Al mismo tiempo, soy moderadamente optimista de que el jazz —uno de los estilos musicales más comercialmente subestimados, y el más cercano a mi corazón— sobrevivirá y prosperará en el nuevo ecosistema de IA. Un informe musical de fin de año de Luminate -la principal compañía de datos, análisis e información de la industria del entretenimiento- ubicó al jazz en el décimo lugar de once “principales géneros seleccionados” en Estados Unidos: se encontraba entre la música clásica y la infantil, y representa menos del 1% del total de reproducciones on demand.

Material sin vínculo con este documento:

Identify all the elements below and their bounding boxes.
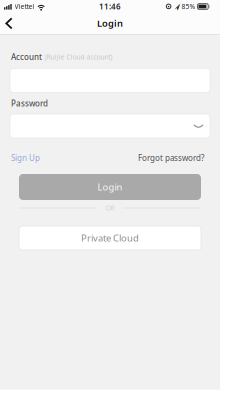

La IA podría ser la clave para mejorar esos números tan pésimos al resaltar lo que yo llamo el “modelo del jazz”: una forma de hacer música que sitúa la interpretación en vivo y verificablemente humana en el centro. Y ese modelo podría señalar un camino de supervivencia para otros artistas humanos que buscan encontrar un nicho en nuestro futuro dominado por la IA. Para entender por qué, conviene observar qué es lo que la IA generativa realmente hace bien y con qué lucha. Puede explorar enormes cantidades de texto, imágenes, audio y video con patrones, y luego convertirlo en algo que quieras consumir. Eso funciona bastante bien, por ejemplo, para la música pop y rock, en la que las canciones suelen durar entre 3 y 4 minutos y seguir el patrón predecible de “estrofa-estribillo-estrofa-estribillo-puente-estribillo-final”.

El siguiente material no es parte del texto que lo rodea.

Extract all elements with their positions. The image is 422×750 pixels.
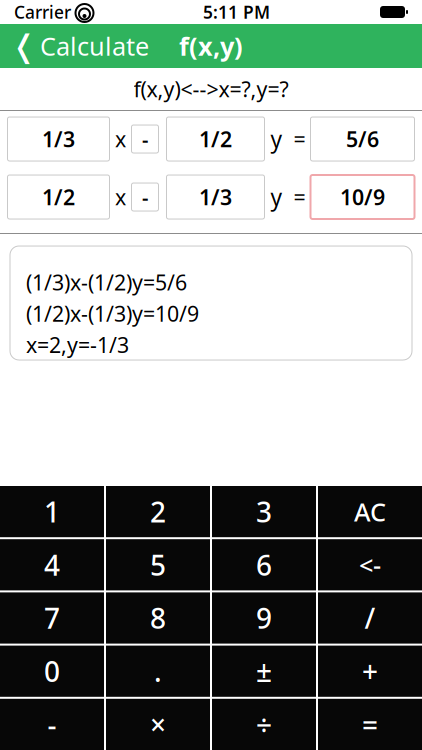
- staticText: 5: [150, 546, 166, 583]
- button[interactable]: =: [318, 699, 422, 750]
- button[interactable]: 5/6: [310, 117, 414, 161]
- staticText: =: [362, 706, 378, 743]
- button[interactable]: -: [0, 699, 104, 750]
- staticText: =: [294, 125, 306, 153]
- button[interactable]: ÷: [212, 699, 316, 750]
- staticText: -: [142, 126, 148, 152]
- staticText: ❬: [11, 29, 37, 63]
- button[interactable]: 3: [212, 486, 316, 537]
- button[interactable]: AC: [318, 486, 422, 537]
- staticText: 0: [44, 653, 60, 690]
- staticText: 6: [256, 546, 272, 583]
- button[interactable]: 0: [0, 646, 104, 697]
- button[interactable]: -: [132, 125, 158, 153]
- staticText: ×: [150, 706, 166, 743]
- staticText: 1: [44, 493, 60, 530]
- button[interactable]: 1/2: [166, 117, 264, 161]
- staticText: 3: [256, 493, 272, 530]
- button[interactable]: 2: [106, 486, 210, 537]
- button[interactable]: 1/2: [8, 175, 110, 219]
- staticText: y: [270, 124, 282, 154]
- staticText: y: [270, 182, 282, 212]
- staticText: 1/2: [199, 125, 232, 153]
- staticText: f(x,y)<-->x=?,y=?: [134, 75, 288, 103]
- button[interactable]: /: [318, 592, 422, 644]
- staticText: 1/3: [199, 183, 232, 211]
- button[interactable]: 6: [212, 539, 316, 590]
- staticText: ÷: [256, 706, 272, 743]
- staticText: (1/2)x-(1/3)y=10/9: [26, 299, 199, 328]
- staticText: 10/9: [340, 183, 385, 211]
- button[interactable]: 1: [0, 486, 104, 537]
- button[interactable]: ±: [212, 646, 316, 697]
- button[interactable]: ❬: [0, 24, 160, 68]
- button[interactable]: 10/9: [310, 175, 414, 219]
- staticText: Calculate: [40, 29, 149, 63]
- staticText: 4: [44, 546, 60, 583]
- staticText: 1/3: [42, 125, 75, 153]
- button[interactable]: -: [132, 183, 158, 211]
- button[interactable]: 1/3: [166, 175, 264, 219]
- button[interactable]: <-: [318, 539, 422, 590]
- staticText: Carrier: [14, 0, 71, 24]
- staticText: <-: [359, 548, 381, 582]
- button[interactable]: 4: [0, 539, 104, 590]
- staticText: -: [142, 184, 148, 210]
- staticText: .: [154, 653, 162, 690]
- staticText: x: [115, 125, 126, 153]
- staticText: 7: [44, 599, 60, 637]
- staticText: 1/2: [42, 183, 75, 211]
- staticText: -: [48, 706, 56, 743]
- button[interactable]: +: [318, 646, 422, 697]
- staticText: f(x,y): [179, 29, 243, 63]
- staticText: 8: [150, 599, 166, 637]
- staticText: AC: [354, 495, 386, 528]
- staticText: 5/6: [346, 125, 379, 153]
- button[interactable]: 1/3: [8, 117, 110, 161]
- staticText: =: [294, 183, 306, 211]
- staticText: +: [362, 653, 378, 690]
- button[interactable]: .: [106, 646, 210, 697]
- staticText: 2: [150, 493, 166, 530]
- button[interactable]: 7: [0, 592, 104, 644]
- button[interactable]: 9: [212, 592, 316, 644]
- button[interactable]: 8: [106, 592, 210, 644]
- staticText: /: [364, 599, 376, 637]
- button[interactable]: ×: [106, 699, 210, 750]
- staticText: x=2,y=-1/3: [26, 331, 129, 359]
- staticText: (1/3)x-(1/2)y=5/6: [26, 268, 187, 296]
- button[interactable]: 5: [106, 539, 210, 590]
- staticText: x: [115, 183, 126, 211]
- staticText: ±: [256, 653, 272, 690]
- staticText: 9: [256, 599, 272, 637]
- staticText: 5:11 PM: [203, 0, 270, 24]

Pero el gran jazz tiene dos características que lo distinguen. Primero, a menudo es armónicamente innovador (Kind of Blue de Miles Davis, que presentó al mundo el jazz modal; Giant Steps de John Coltrane, que pasa por cambios de tonalidad increíbles). Segundo, el género experimenta con formas de canciones novedosas (Free Jazz: a Collective Improvisation de Ornette Coleman). Más de un siglo después del nacimiento del jazz, mis intérpretes contemporáneos favoritos —incluidos los guitarristas Julian Lage y Kurt Rosenwinkel— siguen expandiendo los límites del timbre y la armonía.
He intentado poner a prueba la capacidad de la IA para replicar la profundidad del sonido y el resultado me ha decepcionado. Instrucciones a Suno como “crea una grabación instrumental de jazz que rompa las barreras de la forma y la armonía; experimenta con disonancias y cambios de tonalidad” resultan en algo que podría poner en mi estéreo durante una educada reunión familiar en fiestas. Pero no había nada novedoso ni tampoco me llegó a nivel emocional.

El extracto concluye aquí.